Les Américains vivent déjà de plein fouet les conséquences des changements climatiques et l'activité humaine en est le premier responsable, montre un rapport accablant dévoilé par des scientifiques au quotidien The New York Times, alors que l'administration Trump ne l'a pas encore approuvé.

La température moyenne a augmenté rapidement depuis 1980 aux États-Unis et les dernières décennies ont été les plus chaudes depuis 1500 ans, voilà en partie ce que révèle le U.S. Global Change Research Program Climate Science Special Report, qui est l’œuvre de scientifiques de 13 agences fédérales.

Leur constat contredit directement les propos du président Donald Trump et de son administration qui estiment « incertain » le rôle de l‘activité humaine dans les changements climatiques, et que la capacité d'en prédire les effets est limitée.

Mais les scientifiques sont catégoriques.

Complétée cette année, l'évaluation s'inscrit dans une section scientifique spéciale du National Climate Assessment (Académie nationale des sciences) et est une opération mandatée par le congrès tous les quatre ans.

L’Académie nationale des sciences a déjà paraphé le rapport, et ses auteurs attendent désormais la permission officielle de la Maison-Blanche afin de pouvoir le rendre public.

Or, les scientifiques craignent que l’administration Trump modifie ou supprime carrément le rapport, écrit le New York Times, qui en a obtenu une copie.

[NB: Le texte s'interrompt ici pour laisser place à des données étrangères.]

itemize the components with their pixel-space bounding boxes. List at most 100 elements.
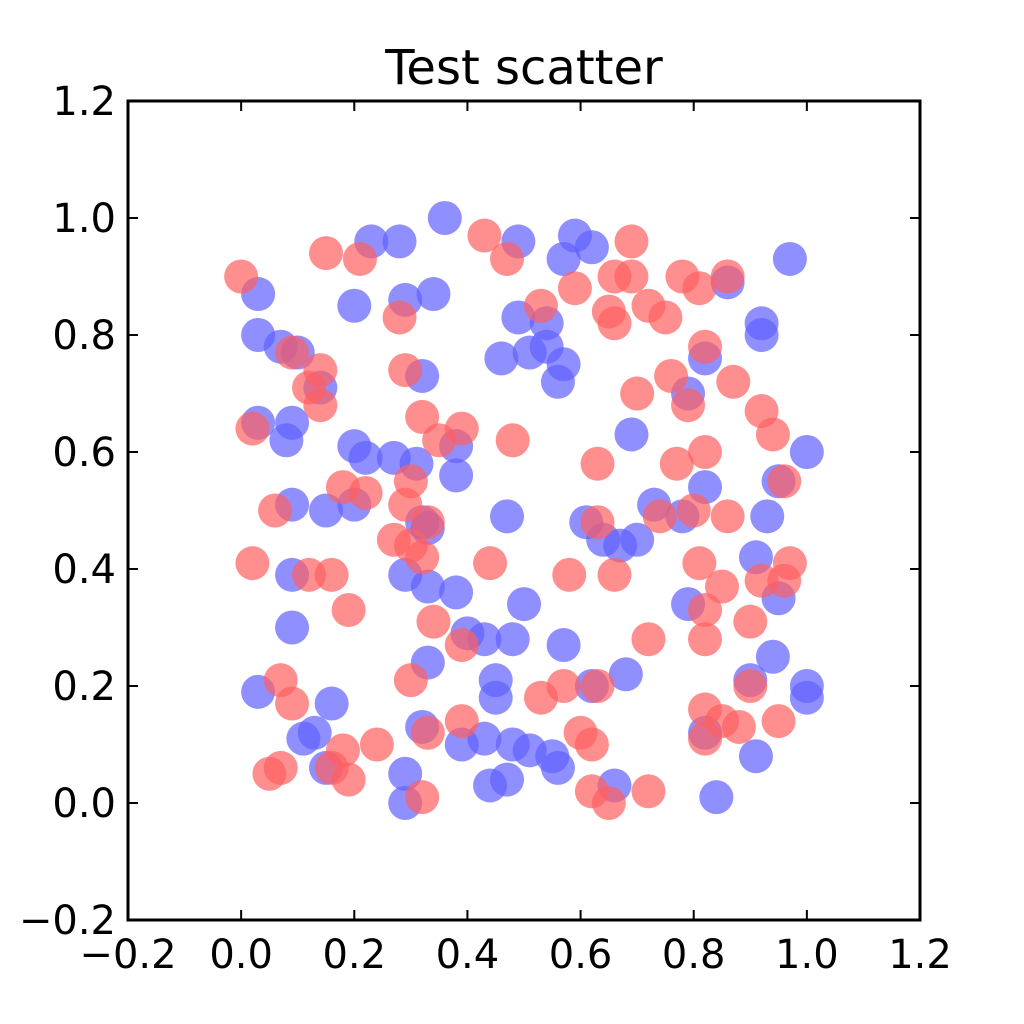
x-tick-label: 0.0 xyxy=(209,932,273,978)
scatter-point-series-1 xyxy=(495,622,530,657)
scatter-point-series-2 xyxy=(648,300,683,335)
scatter-point-series-2 xyxy=(473,546,508,581)
scatter-point-series-2 xyxy=(546,669,581,703)
scatter-point-series-2 xyxy=(654,358,689,393)
scatter-point-series-2 xyxy=(716,364,751,399)
scatter-point-series-2 xyxy=(405,540,440,575)
y-tick-label: 1.0 xyxy=(52,196,116,242)
scatter-point-series-2 xyxy=(580,505,615,540)
scatter-point-series-1 xyxy=(546,241,581,276)
scatter-point-series-2 xyxy=(275,686,310,721)
y-tick-label: 0.6 xyxy=(52,430,116,476)
plot-frame xyxy=(126,99,922,922)
scatter-point-series-2 xyxy=(405,399,440,434)
scatter-point-series-2 xyxy=(444,411,479,446)
scatter-point-series-2 xyxy=(767,464,802,499)
scatter-point-series-2 xyxy=(388,353,423,388)
scatter-point-series-1 xyxy=(427,201,462,235)
scatter-point-series-2 xyxy=(688,435,723,469)
scatter-point-series-1 xyxy=(382,224,417,259)
scatter-point-series-1 xyxy=(309,493,343,528)
scatter-point-series-2 xyxy=(342,241,377,276)
y-tick-label: 0.8 xyxy=(52,313,116,359)
scatter-point-series-1 xyxy=(490,499,525,534)
scatter-point-series-1 xyxy=(439,575,474,610)
scatter-point-series-2 xyxy=(659,446,694,481)
scatter-point-series-2 xyxy=(682,271,717,306)
scatter-point-series-1 xyxy=(789,680,824,715)
scatter-point-series-1 xyxy=(416,277,451,312)
scatter-point-series-2 xyxy=(580,446,615,481)
scatter-point-series-2 xyxy=(733,604,768,639)
y-tick-label: 0.0 xyxy=(52,781,116,827)
chart-title: Test scatter xyxy=(384,40,663,96)
scatter-point-series-2 xyxy=(303,388,338,423)
scatter-point-series-2 xyxy=(591,786,626,820)
scatter-point-series-1 xyxy=(620,522,655,557)
scatter-point-series-2 xyxy=(676,493,711,528)
scatter-point-series-2 xyxy=(263,750,298,785)
scatter-point-series-2 xyxy=(444,628,479,663)
scatter-point-series-1 xyxy=(608,657,643,692)
scatter-point-series-2 xyxy=(495,423,530,458)
scatter-point-series-2 xyxy=(614,224,649,259)
scatter-point-series-2 xyxy=(359,727,394,762)
scatter-point-series-2 xyxy=(416,604,451,639)
scatter-point-series-1 xyxy=(439,458,474,493)
scatter-point-series-1 xyxy=(789,435,824,469)
scatter-point-series-1 xyxy=(738,739,773,774)
scatter-point-series-2 xyxy=(761,704,796,739)
plot-points xyxy=(224,201,824,820)
scatter-point-series-2 xyxy=(755,417,790,452)
scatter-point-series-1 xyxy=(540,750,575,785)
scatter-point-series-1 xyxy=(750,499,785,534)
x-tick-label: −0.2 xyxy=(79,932,176,978)
scatter-point-series-2 xyxy=(631,622,666,657)
scatter-point-series-2 xyxy=(467,218,502,253)
x-tick-label: 0.8 xyxy=(662,932,726,978)
scatter-point-series-2 xyxy=(688,721,723,756)
scatter-point-series-1 xyxy=(772,241,807,276)
scatter-point-series-2 xyxy=(444,704,479,739)
scatter-point-series-1 xyxy=(314,686,349,721)
scatter-point-series-2 xyxy=(331,762,366,797)
scatter-point-series-1 xyxy=(484,341,519,376)
scatter-point-series-2 xyxy=(688,329,723,364)
scatter-point-series-2 xyxy=(393,663,428,698)
scatter-point-series-2 xyxy=(580,669,615,703)
scatter-point-series-1 xyxy=(490,762,525,797)
scatter-point-series-2 xyxy=(631,774,666,809)
scatter-point-series-2 xyxy=(314,557,349,592)
scatter-point-series-2 xyxy=(309,236,343,271)
scatter-point-series-2 xyxy=(642,499,677,534)
y-tick-label: 1.2 xyxy=(52,79,116,125)
scatter-point-series-2 xyxy=(721,709,756,744)
scatter-point-series-2 xyxy=(275,335,310,370)
scatter-point-series-2 xyxy=(382,300,417,335)
x-tick-label: 1.0 xyxy=(775,932,839,978)
scatter-point-series-2 xyxy=(671,388,706,423)
scatter-point-series-2 xyxy=(682,546,717,581)
scatter-point-series-1 xyxy=(614,417,649,452)
scatter-point-series-2 xyxy=(235,411,270,446)
scatter-point-series-1 xyxy=(574,230,609,265)
scatter-point-series-2 xyxy=(710,259,745,294)
scatter-point-series-2 xyxy=(597,557,632,592)
scatter-point-series-2 xyxy=(620,376,655,411)
x-tick-label: 0.4 xyxy=(436,932,500,978)
x-tick-label: 0.2 xyxy=(322,932,386,978)
scatter-point-series-1 xyxy=(410,569,445,604)
scatter-point-series-2 xyxy=(410,505,445,540)
scatter-point-series-2 xyxy=(405,780,440,815)
scatter-point-series-1 xyxy=(269,423,304,458)
axis-ticks: −0.2 0.0 0.2 0.4 0.6 0.8 1.0 1.2 −0.2 0.0 0.2 0.4 0.… xyxy=(19,79,952,978)
scatter-point-series-2 xyxy=(767,563,802,598)
scatter-point-series-2 xyxy=(552,557,587,592)
x-tick-label: 1.2 xyxy=(888,932,952,978)
scatter-point-series-2 xyxy=(235,546,270,581)
y-tick-label: 0.2 xyxy=(52,664,116,710)
y-tick-label: 0.4 xyxy=(52,547,116,593)
scatter-point-series-2 xyxy=(348,475,383,510)
scatter-point-series-1 xyxy=(540,364,575,399)
scatter-point-series-1 xyxy=(755,639,790,674)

La Maison-Blanche et l’Agence de la protection de l'environnement n’ont pas commenté l’affaire.

Inévitable

Les conclusions du rapport précisent que même si l’humanité arrêtait immédiatement de produire des gaz à effet de serre, le monde ressentirait quand même une hausse des températures de 0,30 degré Celsius sur 100 ans. La projection actuelle est de près de 2 degrés Celsius.

Une petite différence dans la température globale peut faire une grande différence sur le climat, soulignent les scientifiques. Ainsi, une différence entre 1,5 et 2 degrés Celsius peut se traduire par de plus longues canicules, une intensification des orages et une désintégration accélérée des barrières de corail.